En live, les thèmes resteront les mêmes, mais ma façon d’accompagner aura certainement évolué en fonction de mon intention, des intentions des uns et des autres, de l’énergie vibratoire du moment. Avoir sur « Adjusting », Vincent Peirani, Moonlight Benjamin et Naïssam Jalal en tant qu’invités est une sacrée chance. Ce répertoire pourra se jouer en quartet avec les invités mais aussi sous différentes formes : en trio et voire même en duo, comme je l’ai déjà fait avec Leonardo Montana.

Arnaud Dolmen © Serge Heimlich

- Justement, avec Naïssam Jalal, là, c’est vous le patron !

Je ne dirais pas ça ainsi car, au-delà de la grande musicienne, c’est une personne que j’apprécie beaucoup, avec de vraies valeurs humaines. Elle n’a vraiment pas froid aux yeux, par exemple dans son engagement en faveur des réfugiés syriens. C’est une femme leader et ce n’est pas toujours évident, elle doit souvent se battre pour se faire entendre… Musicalement, elle a vraiment un son à elle, une personnalité, un vrai discours. Je viens d’une culture rythmique différente de la sienne, néanmoins je me nourris de ses propositions, de nos échanges avec le groupe. J’apprends toujours à ses côtés.

Le Gwoka, c’est la musique du Peuple avec un Grand P


- Votre propre culture c’est donc le Gwoka ?

Oui ! Et ce depuis l’âge de cinq ans. J’ai pris conscience très tôt dans ma vie de la puissance de cette culture ancestrale, qui n’est pas qu’une musique à base de percussions, comme on pourrait trop souvent le croire. Cela peut passer par le chant, par la danse avec un langage qui lui est propre. Gérard Lockel a développé un traité sur le langage Gwoka, en écrivant des pièces pour instruments harmoniques et mélodiques à la fin des années soixante, début des années soixante-dix. En général ses thèmes sont courts, et un maximum de place est accordé à l’improvisation. Je m’en inspire comme fondation pour mon travail, en intégrant des formes de jazz plus contemporaines et les cultures des autres musiciens.

Le Gwoka, c’est vraiment la musique du Peuple avec un grand P, qui exprime toutes les émotions de la vie, le quotidien : joie, colère, tristesse, revendications… Des Guadeloupéens ont même fait de la prison jusque dans les années quatre-vingt quand ils jouaient cette musique dans la rue. C’est notre blues à nous. Même Kassav a expérimenté avec le Gwoka.
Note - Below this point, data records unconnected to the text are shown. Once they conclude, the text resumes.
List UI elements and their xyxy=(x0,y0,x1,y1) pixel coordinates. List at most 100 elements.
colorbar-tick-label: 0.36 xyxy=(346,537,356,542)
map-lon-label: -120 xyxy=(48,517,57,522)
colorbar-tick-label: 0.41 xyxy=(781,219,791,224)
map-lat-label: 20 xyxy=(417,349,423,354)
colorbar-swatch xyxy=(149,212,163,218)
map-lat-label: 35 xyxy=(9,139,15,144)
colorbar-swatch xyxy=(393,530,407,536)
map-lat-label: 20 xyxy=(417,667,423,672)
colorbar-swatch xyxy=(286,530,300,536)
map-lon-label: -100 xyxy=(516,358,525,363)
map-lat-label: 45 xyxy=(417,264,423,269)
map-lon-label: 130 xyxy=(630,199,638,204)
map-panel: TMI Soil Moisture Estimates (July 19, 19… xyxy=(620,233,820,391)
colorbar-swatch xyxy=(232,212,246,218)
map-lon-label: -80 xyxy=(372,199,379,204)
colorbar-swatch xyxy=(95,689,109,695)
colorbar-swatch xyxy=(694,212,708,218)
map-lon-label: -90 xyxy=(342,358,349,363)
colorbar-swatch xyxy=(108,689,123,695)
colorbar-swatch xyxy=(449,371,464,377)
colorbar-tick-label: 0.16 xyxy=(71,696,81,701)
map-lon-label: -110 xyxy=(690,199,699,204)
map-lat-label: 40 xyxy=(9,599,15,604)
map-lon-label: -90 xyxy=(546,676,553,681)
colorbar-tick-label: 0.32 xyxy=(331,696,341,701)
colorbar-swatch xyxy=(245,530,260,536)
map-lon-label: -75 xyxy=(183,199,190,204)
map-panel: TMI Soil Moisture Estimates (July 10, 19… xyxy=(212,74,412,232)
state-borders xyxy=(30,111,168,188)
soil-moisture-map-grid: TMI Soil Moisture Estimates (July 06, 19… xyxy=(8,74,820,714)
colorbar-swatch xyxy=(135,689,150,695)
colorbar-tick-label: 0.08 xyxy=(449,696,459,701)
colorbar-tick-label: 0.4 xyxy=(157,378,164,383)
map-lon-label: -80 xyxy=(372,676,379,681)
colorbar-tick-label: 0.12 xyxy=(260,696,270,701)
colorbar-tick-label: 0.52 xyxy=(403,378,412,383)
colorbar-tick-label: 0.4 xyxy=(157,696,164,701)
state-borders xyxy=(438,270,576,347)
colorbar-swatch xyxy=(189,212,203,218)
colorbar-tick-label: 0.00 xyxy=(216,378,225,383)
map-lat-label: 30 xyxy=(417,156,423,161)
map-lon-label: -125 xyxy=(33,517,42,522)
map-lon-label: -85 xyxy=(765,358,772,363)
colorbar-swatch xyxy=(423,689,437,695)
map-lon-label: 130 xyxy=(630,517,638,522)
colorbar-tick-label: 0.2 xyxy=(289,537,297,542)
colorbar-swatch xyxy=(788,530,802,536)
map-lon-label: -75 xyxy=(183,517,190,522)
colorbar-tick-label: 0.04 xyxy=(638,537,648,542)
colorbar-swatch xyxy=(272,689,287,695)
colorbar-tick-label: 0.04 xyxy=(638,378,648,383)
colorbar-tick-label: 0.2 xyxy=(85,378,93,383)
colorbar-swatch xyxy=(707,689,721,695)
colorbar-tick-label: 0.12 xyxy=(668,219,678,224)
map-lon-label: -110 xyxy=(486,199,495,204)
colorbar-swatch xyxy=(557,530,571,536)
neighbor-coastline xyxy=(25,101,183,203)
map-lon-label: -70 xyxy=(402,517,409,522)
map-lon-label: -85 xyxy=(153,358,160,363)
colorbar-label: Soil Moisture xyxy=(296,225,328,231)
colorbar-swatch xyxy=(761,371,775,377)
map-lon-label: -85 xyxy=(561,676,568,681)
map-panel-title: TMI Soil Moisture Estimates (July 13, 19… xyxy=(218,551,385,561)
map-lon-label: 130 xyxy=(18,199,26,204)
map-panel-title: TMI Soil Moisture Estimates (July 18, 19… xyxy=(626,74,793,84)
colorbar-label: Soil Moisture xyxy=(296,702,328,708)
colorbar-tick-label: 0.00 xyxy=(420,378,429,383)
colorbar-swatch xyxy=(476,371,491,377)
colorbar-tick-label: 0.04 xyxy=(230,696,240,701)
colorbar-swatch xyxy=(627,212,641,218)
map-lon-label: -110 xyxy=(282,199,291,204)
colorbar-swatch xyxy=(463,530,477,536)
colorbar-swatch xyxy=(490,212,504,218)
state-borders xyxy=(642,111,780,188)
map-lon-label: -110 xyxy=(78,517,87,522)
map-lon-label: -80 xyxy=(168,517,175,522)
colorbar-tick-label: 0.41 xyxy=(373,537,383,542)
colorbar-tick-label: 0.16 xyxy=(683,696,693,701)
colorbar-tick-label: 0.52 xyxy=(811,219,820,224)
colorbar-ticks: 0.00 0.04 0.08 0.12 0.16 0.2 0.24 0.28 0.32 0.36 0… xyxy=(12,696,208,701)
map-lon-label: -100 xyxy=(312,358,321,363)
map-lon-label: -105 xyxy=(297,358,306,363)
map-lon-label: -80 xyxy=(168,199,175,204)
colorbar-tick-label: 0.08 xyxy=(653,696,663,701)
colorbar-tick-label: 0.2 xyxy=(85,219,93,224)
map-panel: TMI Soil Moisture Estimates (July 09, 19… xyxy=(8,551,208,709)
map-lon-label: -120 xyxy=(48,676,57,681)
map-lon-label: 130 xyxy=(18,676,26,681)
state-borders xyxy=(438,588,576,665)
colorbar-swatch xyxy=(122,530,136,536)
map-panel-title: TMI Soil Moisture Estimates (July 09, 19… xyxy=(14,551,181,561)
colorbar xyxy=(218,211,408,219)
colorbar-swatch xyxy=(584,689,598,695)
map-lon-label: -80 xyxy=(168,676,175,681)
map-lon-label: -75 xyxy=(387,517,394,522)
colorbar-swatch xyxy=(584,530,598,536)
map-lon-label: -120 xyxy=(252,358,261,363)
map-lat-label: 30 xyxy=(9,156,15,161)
D’ailleurs, je ne suis pas vraiment d’accord avec les étiquettes comme « jazz antillais » ou « jazz caribéen », souvent gorgées de stéréotypes. Ce serait aussi réducteur d’employer ces termes pour ces îles dotées d’une pluralité culturelle et musicale. Pour ma part, je dis simplement que je fais du jazz en France avec mon identité guadeloupéenne. À ce propos, en Guadeloupe, il y a d’autres traditions musicales que le Gwoka, comme la biguine, le zouk, le quadrille… Je me vois un peu comme ces nombreux musiciens antillais qui contribuent à l’histoire du jazz en France, dans le monde. Je pense évidemment à Alain Jean-Marie ou encore à Robert Mavounzy ou Emilien Antile, deux saxophonistes à qui je rends hommage sur le titre « Les oublié.e.s ». Pour moi, ils sont les « Charlie Parker » d’origine guadeloupéenne. Ils ont été mes premières influences dans le jazz !

- Vous-même n’êtes pas passé par quelque conservatoire que ce soit…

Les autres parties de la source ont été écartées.